Drei Todesfälle mit dem Hantavirus gab es auf dem Kreuzfahrtschiff „Hondius“ – wie Experten das Infektionsrisiko in Köln bewerten.
Hantavirus auf SchiffKontaktperson nach Düsseldorf evakuiert – Das sagt ein Kölner Experte
Fast 150 Menschen sitzen seit Sonntag auf einem Kreuzfahrtschiff vor Kap Verde, einem kleinen Küstenstaat vor der Westküste Afrikas, fest. Der Grund: Auf der „MV Hondius“ ist das Hantavirus ausgebrochen. Die Weltgesundheitsorganisation (WHO) spricht von sieben mutmaßlich Infizierten, davon fünf Verdachts- und zwei bestätigten Fällen. Bislang sind drei Passagiere gestorben, Medienberichten zufolge eine 78-jährige Deutsche aus Passau und ein älteres niederländisches Ehepaar.

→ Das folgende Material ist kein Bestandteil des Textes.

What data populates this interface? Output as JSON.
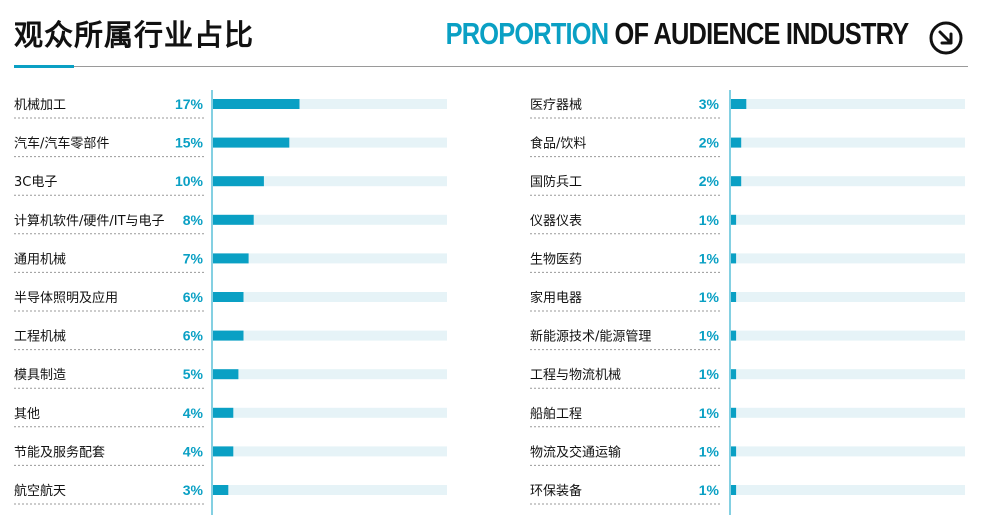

Ein weiterer Patient wurde bereits evakuiert und intensivmedizinisch in Südafrika behandelt. Am Mittwoch sind zudem zwei erkrankte Crewmitglieder, ein Brite (56) und ein Niederländer (41), am Hafen von Praia von Bord geholt worden. Sie benötigten dringend medizinische Hilfe, hieß es. Teil der Evakuierung war auch eine Kontaktperson, den Angaben des niederländischen Außenministeriums zufolge eine 65‑jährige Deutsche. Sie wurde vom Flughafen in Amsterdam mit einem Hochinfektionstransport weiter nach Düsseldorf gebracht.
Auch Deutsche von Kreuzfahrtschiff geholt
„Die Feuerwehr Düsseldorf und das Universitätsklinikum Düsseldorf (UKD) übernehmen gemeinsam den Transport und die vorsorgliche medizinische Abklärung“, berichtete das Klinikum. Man gehe davon aus, dass die betreffende Person – weitere Angaben zu ihr wurden nicht gemacht – nicht infiziert sei.

Polizisten am Mittwochabend (6. Mai) bei einem Rettungswagen, der eine deutsche Patientin in das Infektionszentrum der Uniklinik Düsseldorf bringt.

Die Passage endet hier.